When the Supreme Court grants cert in a case, they instruct the attorneys for both sides on what specific questions they are allowed to argue about. Those questions indicate which aspects of a case the court is willing to consider in hearing the appeal and limits what can be be said in the briefs and in oral argument. In the four marriage cases they just accepted, here are the two questions they presented:
1) Does the Fourteenth Amendment require a state to license a marriage between two people of the same sex?
2) Does the Fourteenth Amendment require a state to recognize a marriage between two people of the same sex when their marriage was lawfully licensed and performed out-of-state?
There are a couple interesting things here. First, it’s squarely about the 14th Amendment, specifically about the Equal Protection Clause. Second, it leaves open the hypothetical possibility of a split decision, where the court might rule that states do not have to issue licenses for same-sex marriages performed there but must recognize same-sex marriages legally performed in other states (though I note that the second question does not mention the Full Faith and Credit Clause at all. The first question subsumes the second, but not vice versa, leaving open at least some possibility that the court might answer yes to the second question but not the first.
How likely is that? I don’t think it’s likely at all. I think it’s more likely that Justice Kennedy would side with the conservatives on federalism grounds, ruling that the states have final authority on the matter, but I don’t think that’s likely either. Despite the fact that he gave a nod to federalism in Windsor, that case was specifically about federal law, not state law. But the logic and rhetoric of the ruling leads almost inexorably to the conclusion that banning gay couples from getting married violates the Equal Protection Clause.
DOMA, he argued, “impose[s] a disadvantage, a separate status, and so a stigma upon all who enter into same-sex marriages” and that “interference with the equal dignity of same-sex marriages…was more than an incidental effect of the federal statute. It was its essence.” The goal of DOMA was to “impose inequality” and it “humiliates tens of thousands of children now being raised by same-sex couples. The law in question makes it even more difficult for the children to understand the integrity and closeness of their own family and its concord with other families in their community and in their daily lives.”

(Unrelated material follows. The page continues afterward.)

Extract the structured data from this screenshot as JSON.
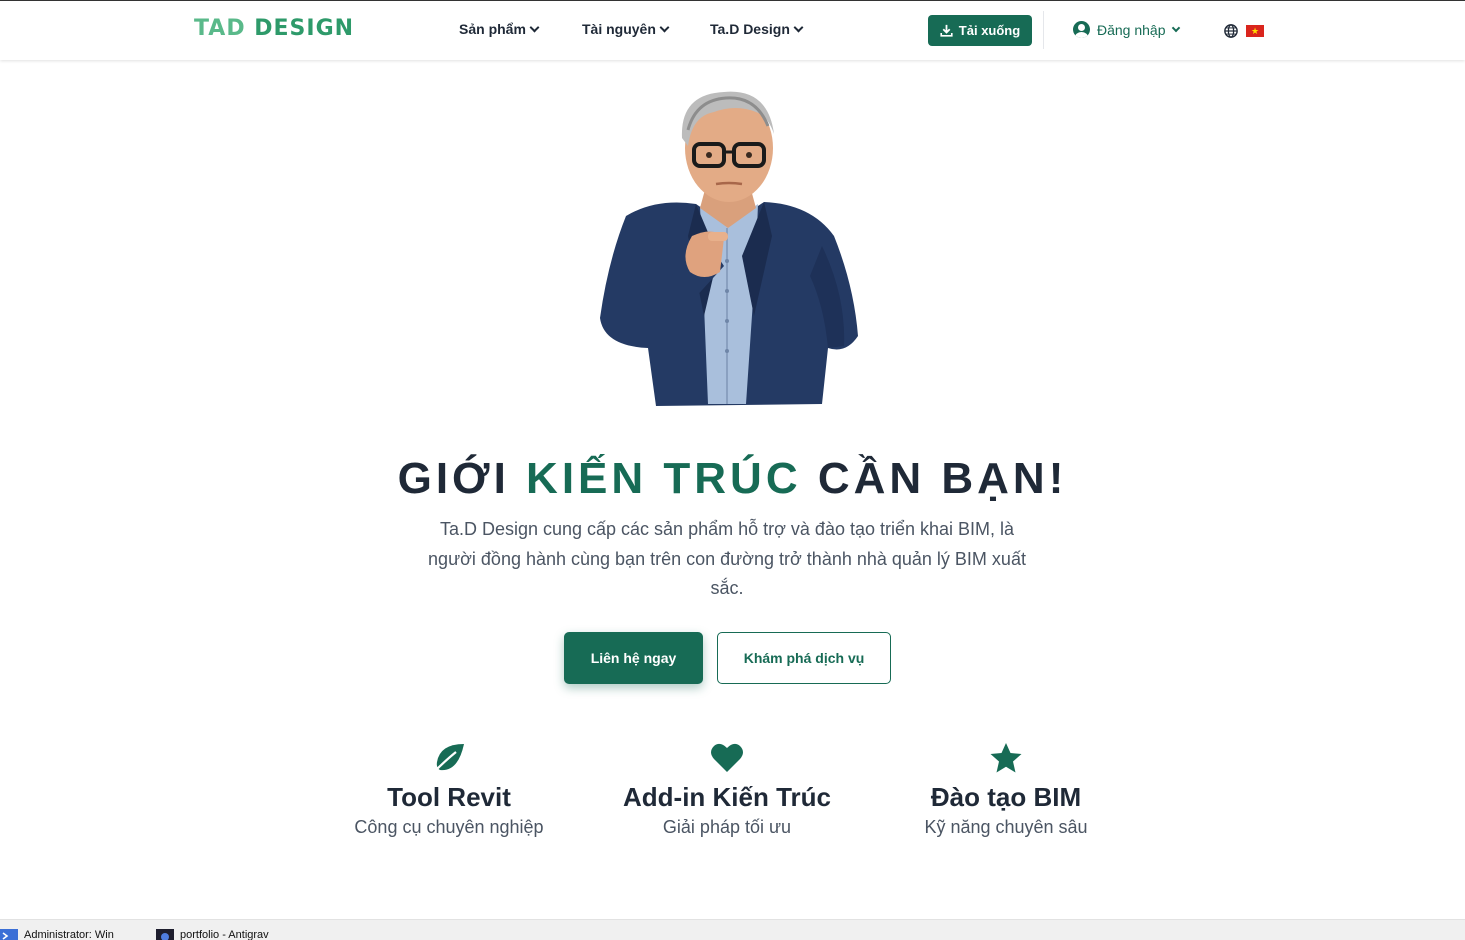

Clearly, Justice Kennedy has a strong personal attachment to this issue. He sees the refusal to recognize same-sex marriages as having the primary purpose of destroying the dignity of gay people, denigrating their families and humiliating their children. It’s hard for me to imagine that he could write such powerful words in one ruling and then allow that denigration and humiliation to continue on the grounds of federalist technicalities only three years later. I think we get a clear victory for equality.